***

Луч света изначального, свет Отчего Лица  -
как обод обручального внезапного кольца  -
коснется век усталых и затеплится душа
среди сарданапалов, говорящих миру «ша».

Мне во поле мерещатся морщины мостовых,
на перепутье плещется тоска городовых:
барахтается, намертво сучится трепетва,  -
на стогнах косяками плотоядная плотва.

Супряга сердобольная задворками скворчит,
а кошка малохольная в окошечко журчит.

Ракеты средней дальности растут не по часам,
когда в исповедальности вольготно голосам.
А разные конструкторы, конструктивизму дань
отдав, пошли в кондукторы, в мамаш или папань,
и, как апологеты неформального знакомства,
плюются в репродукторы.

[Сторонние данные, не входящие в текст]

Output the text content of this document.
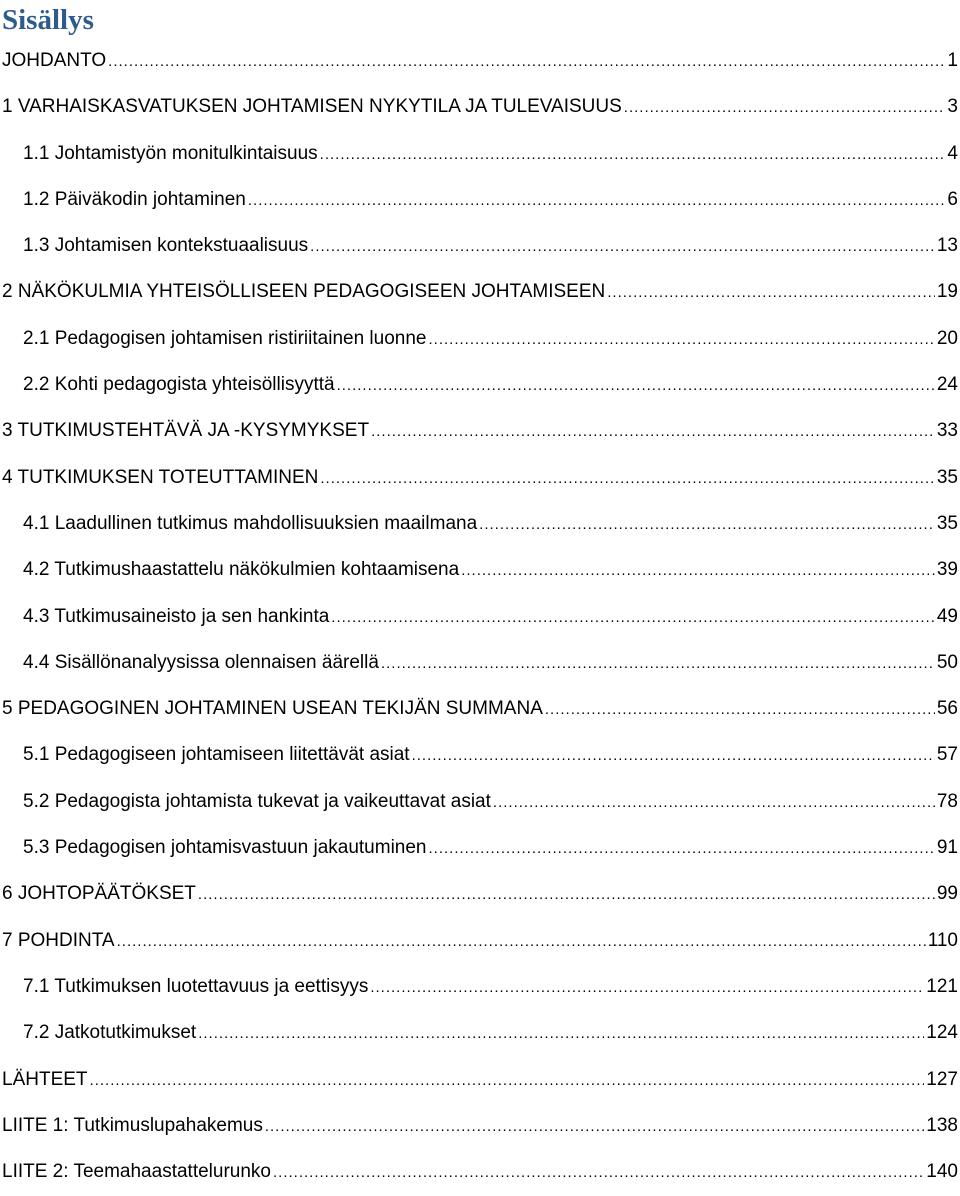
Sisällys
JOHDANTO .....	1
1 VARHAISKASVATUKSEN JOHTAMISEN NYKYTILA JA TULEVAISUUS .....	3
1.1 Johtamistyön monitulkintaisuus .....	4
1.2 Päiväkodin johtaminen .....	6
1.3 Johtamisen kontekstuaalisuus .....	13
2 NÄKÖKULMIA YHTEISÖLLISEEN PEDAGOGISEEN JOHTAMISEEN .....	19
2.1 Pedagogisen johtamisen ristiriitainen luonne .....	20
2.2 Kohti pedagogista yhteisöllisyyttä .....	24
3 TUTKIMUSTEHTÄVÄ JA -KYSYMYKSET .....	33
4 TUTKIMUKSEN TOTEUTTAMINEN .....	35
4.1 Laadullinen tutkimus mahdollisuuksien maailmana .....	35
4.2 Tutkimushaastattelu näkökulmien kohtaamisena .....	39
4.3 Tutkimusaineisto ja sen hankinta .....	49
4.4 Sisällönanalyysissa olennaisen äärellä .....	50
5 PEDAGOGINEN JOHTAMINEN USEAN TEKIJÄN SUMMANA .....	56
5.1 Pedagogiseen johtamiseen liitettävät asiat .....	57
5.2 Pedagogista johtamista tukevat ja vaikeuttavat asiat .....	78
5.3 Pedagogisen johtamisvastuun jakautuminen .....	91
6 JOHTOPÄÄTÖKSET .....	99
7 POHDINTA .....	110
7.1 Tutkimuksen luotettavuus ja eettisyys .....	121
7.2 Jatkotutkimukset .....	124
LÄHTEET .....	127
LIITE 1: Tutkimuslupahakemus .....	138
LIITE 2: Teemahaastattelurunko .....	140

Куда в такую рань?
Туда, где нерестится вся лжебратия трущоб,
где рыба-мясо-птица в интерьере хворощоб.

Сознание пульсирует Алголью: надо быть.
Толпа мультиплицирует, чего бы раздобыть.

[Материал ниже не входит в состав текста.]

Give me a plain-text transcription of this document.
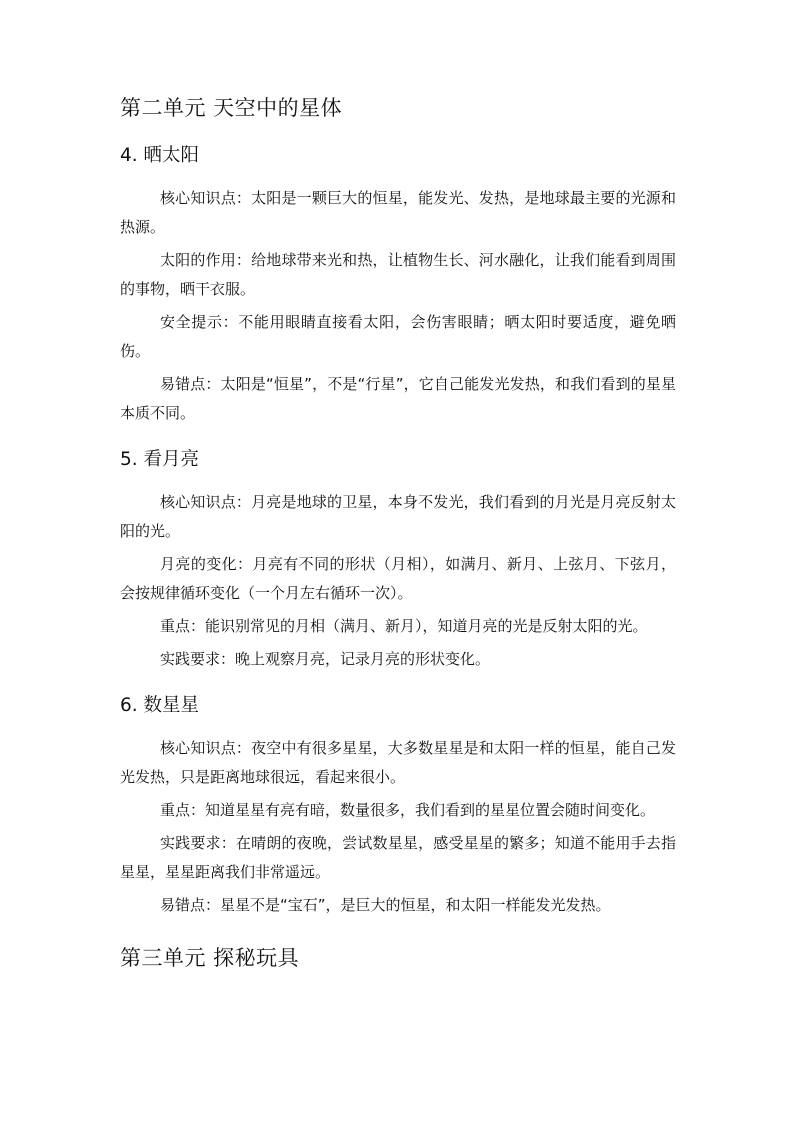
第二单元 天空中的星体
4. 晒太阳

核心知识点：太阳是一颗巨大的恒星，能发光、发热，是地球最主要的光源和热源。

太阳的作用：给地球带来光和热，让植物生长、河水融化，让我们能看到周围的事物，晒干衣服。

安全提示：不能用眼睛直接看太阳，会伤害眼睛；晒太阳时要适度，避免晒伤。

易错点：太阳是“恒星”，不是“行星”，它自己能发光发热，和我们看到的星星本质不同。

5. 看月亮

核心知识点：月亮是地球的卫星，本身不发光，我们看到的月光是月亮反射太阳的光。

月亮的变化：月亮有不同的形状（月相），如满月、新月、上弦月、下弦月，会按规律循环变化（一个月左右循环一次）。

重点：能识别常见的月相（满月、新月），知道月亮的光是反射太阳的光。

实践要求：晚上观察月亮，记录月亮的形状变化。

6. 数星星

核心知识点：夜空中有很多星星，大多数星星是和太阳一样的恒星，能自己发光发热，只是距离地球很远，看起来很小。

重点：知道星星有亮有暗，数量很多，我们看到的星星位置会随时间变化。

实践要求：在晴朗的夜晚，尝试数星星，感受星星的繁多；知道不能用手去指星星，星星距离我们非常遥远。

易错点：星星不是“宝石”，是巨大的恒星，和太阳一样能发光发热。

第三单元 探秘玩具
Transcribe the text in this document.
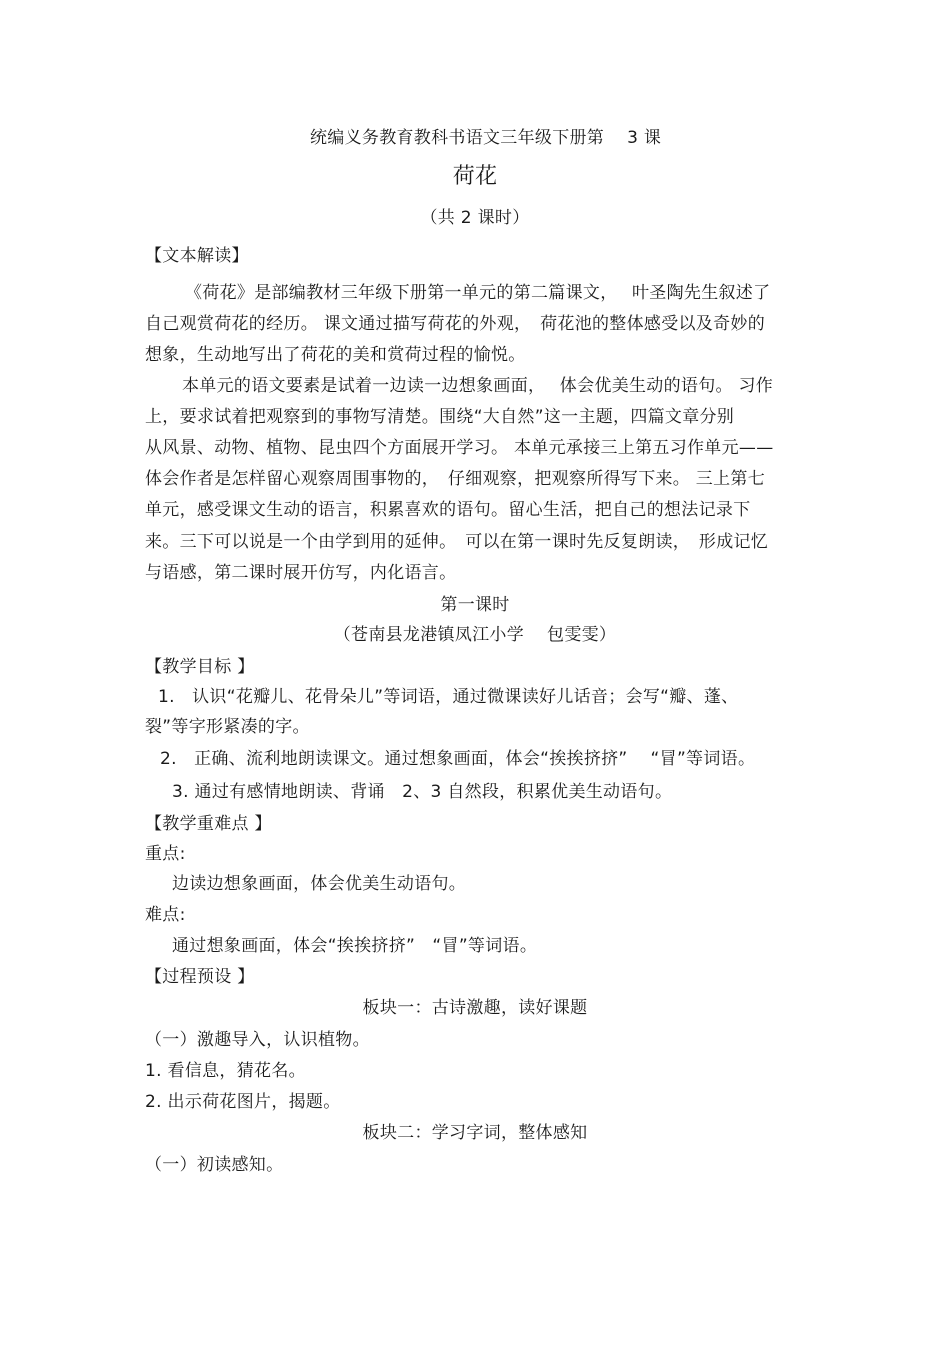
统编义务教育教科书语文三年级下册第　 3 课
荷花
（共 2 课时）
【文本解读】
《荷花》是部编教材三年级下册第一单元的第二篇课文，　 叶圣陶先生叙述了
自己观赏荷花的经历。 课文通过描写荷花的外观，　荷花池的整体感受以及奇妙的
想象，生动地写出了荷花的美和赏荷过程的愉悦。
本单元的语文要素是试着一边读一边想象画面，　 体会优美生动的语句。 习作
上，要求试着把观察到的事物写清楚。围绕“大自然”这一主题，四篇文章分别
从风景、动物、植物、昆虫四个方面展开学习。 本单元承接三上第五习作单元——
体会作者是怎样留心观察周围事物的，　仔细观察，把观察所得写下来。 三上第七
单元，感受课文生动的语言，积累喜欢的语句。留心生活，把自己的想法记录下
来。三下可以说是一个由学到用的延伸。　可以在第一课时先反复朗读，　形成记忆
与语感，第二课时展开仿写，内化语言。
第一课时
（苍南县龙港镇凤江小学　 包雯雯）
【教学目标 】
1.　认识“花瓣儿、花骨朵儿”等词语，通过微课读好儿话音；会写“瓣、蓬、
裂”等字形紧凑的字。
2.　正确、流利地朗读课文。通过想象画面，体会“挨挨挤挤”　 “冒”等词语。
3. 通过有感情地朗读、背诵　2、3 自然段，积累优美生动语句。
【教学重难点 】
重点:
边读边想象画面，体会优美生动语句。
难点:
通过想象画面，体会“挨挨挤挤”　“冒”等词语。
【过程预设 】
板块一：古诗激趣，读好课题
（一）激趣导入，认识植物。
1. 看信息，猜花名。
2. 出示荷花图片，揭题。
板块二：学习字词，整体感知
（一）初读感知。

У дуба руки скрючены, все листья сорванцы.
Начала заулючены, забрючены концы.
Низвергнут остоватетель, господин Архипелага.
По ком скрипят уключены? С ума сошли гребцы!
 
Беда! По Достоевскому  -  переполох в углах,
Слепни ползут по Невскому проспекту в «жигулях».
Около Мойки шастают упругие качки,   
деньгу себе грабастают. А резвые сачки
кефиром увлекаются, кося под молодых.
Они прилежно каются, а бьют всегда поддых.
И первыми, как правило. Такие мизгири,
которых обезглавило, что там ни говори.
Их как бы скособочила босяцкая ходьба.
Чиновник  -  у рабочего, директор  -  у раба
перенимают опыт, убеждённые до гроба,
помимо всего прочего, что такова судьба.

Ах, эта злая мистика, ругливый говорок,
гнедая журналистика  -  ни шагу за порог.

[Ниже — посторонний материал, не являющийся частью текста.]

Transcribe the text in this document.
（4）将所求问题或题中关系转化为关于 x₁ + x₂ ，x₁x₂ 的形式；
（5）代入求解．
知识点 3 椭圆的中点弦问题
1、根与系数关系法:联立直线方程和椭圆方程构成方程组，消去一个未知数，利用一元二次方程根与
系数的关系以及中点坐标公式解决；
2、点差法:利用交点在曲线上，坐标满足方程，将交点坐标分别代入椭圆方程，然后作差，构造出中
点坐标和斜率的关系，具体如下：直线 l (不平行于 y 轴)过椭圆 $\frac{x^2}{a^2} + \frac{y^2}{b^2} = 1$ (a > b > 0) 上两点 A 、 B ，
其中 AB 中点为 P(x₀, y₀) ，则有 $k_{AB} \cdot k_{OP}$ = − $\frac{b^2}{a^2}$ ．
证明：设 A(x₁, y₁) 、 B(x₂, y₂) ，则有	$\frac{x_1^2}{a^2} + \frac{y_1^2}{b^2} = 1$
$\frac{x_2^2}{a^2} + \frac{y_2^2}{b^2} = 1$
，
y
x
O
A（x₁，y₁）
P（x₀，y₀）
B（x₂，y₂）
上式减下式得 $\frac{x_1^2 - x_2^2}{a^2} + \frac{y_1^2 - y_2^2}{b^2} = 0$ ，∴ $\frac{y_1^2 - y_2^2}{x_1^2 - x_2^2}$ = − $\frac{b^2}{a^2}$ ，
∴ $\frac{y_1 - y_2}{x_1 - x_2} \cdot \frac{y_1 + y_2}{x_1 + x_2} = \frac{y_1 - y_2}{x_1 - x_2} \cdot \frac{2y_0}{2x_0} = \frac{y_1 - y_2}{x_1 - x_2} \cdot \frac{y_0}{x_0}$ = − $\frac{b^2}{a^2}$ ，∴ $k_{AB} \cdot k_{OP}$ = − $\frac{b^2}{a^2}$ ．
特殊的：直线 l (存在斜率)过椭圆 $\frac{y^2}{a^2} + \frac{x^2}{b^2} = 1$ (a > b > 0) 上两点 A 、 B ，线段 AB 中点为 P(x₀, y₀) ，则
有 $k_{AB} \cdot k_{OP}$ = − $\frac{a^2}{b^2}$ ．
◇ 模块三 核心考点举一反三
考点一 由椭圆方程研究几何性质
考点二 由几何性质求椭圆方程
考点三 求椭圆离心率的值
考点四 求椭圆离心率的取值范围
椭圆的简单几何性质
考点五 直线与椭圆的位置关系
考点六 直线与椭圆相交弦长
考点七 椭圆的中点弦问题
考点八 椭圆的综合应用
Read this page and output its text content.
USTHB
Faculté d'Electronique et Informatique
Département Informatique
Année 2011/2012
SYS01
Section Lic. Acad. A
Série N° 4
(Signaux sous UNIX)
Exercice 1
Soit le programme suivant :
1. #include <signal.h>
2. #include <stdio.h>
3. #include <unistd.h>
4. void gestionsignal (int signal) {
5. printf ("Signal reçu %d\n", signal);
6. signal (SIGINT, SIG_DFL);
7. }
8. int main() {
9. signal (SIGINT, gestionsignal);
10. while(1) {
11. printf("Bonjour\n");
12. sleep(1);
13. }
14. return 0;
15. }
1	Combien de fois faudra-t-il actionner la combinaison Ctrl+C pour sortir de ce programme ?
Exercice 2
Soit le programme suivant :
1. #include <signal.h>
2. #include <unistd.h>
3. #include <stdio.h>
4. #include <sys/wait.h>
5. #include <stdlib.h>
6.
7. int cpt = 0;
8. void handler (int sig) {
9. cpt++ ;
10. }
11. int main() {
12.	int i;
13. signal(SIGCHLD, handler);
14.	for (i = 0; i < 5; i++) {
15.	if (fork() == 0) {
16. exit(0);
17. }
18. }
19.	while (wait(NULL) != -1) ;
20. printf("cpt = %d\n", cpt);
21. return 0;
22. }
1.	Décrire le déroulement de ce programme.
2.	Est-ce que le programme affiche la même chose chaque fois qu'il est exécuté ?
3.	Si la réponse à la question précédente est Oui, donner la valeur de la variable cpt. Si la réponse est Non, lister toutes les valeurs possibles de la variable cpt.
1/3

Я тоже приключения не в клеточку хочу,
о тайне всепрощения поистине молчу,
как соглядатай ужаса невольничьих охот.
Я местности наслушался, забрался в дымоход,
а там одни раскольники, смурное воронье
и семистопны дольники, и прочее вранье.

И все-таки, любезные, давайте дружно жить.
Хоть и мелкопоместные, умейте дорожить
тропическими гроздьями китайских фонарей,
блестящими полозьями скрипучих кораблей,
лепными заповедниками всех особняков,
друзьями, собеседниками (к черту дураков!),
финифтью новогоднею над вывеской шинка
и мезузой Господнею, давая косяка.

Благословенно сущее во сне и наяву!
Вы, сраму не имущие, простите, что живу
почти неосязаемо, не практикуя жизни;
и вы, вперед орущие, стоящие во рву,
что типа-не-работаю-понятно-же-ежу,
что не по  фене ботаю, а сам себе скольжу
по руслу говорливому, по городу гирлянд.
Такая речь игривая доносится с шаланд,
торгующих на пристани волшебною порой
огнями серебристыми, восточной мишурой,
что первого же встречного, ликуя, посвятишь
во все дела сердечные, покуда крепко спишь.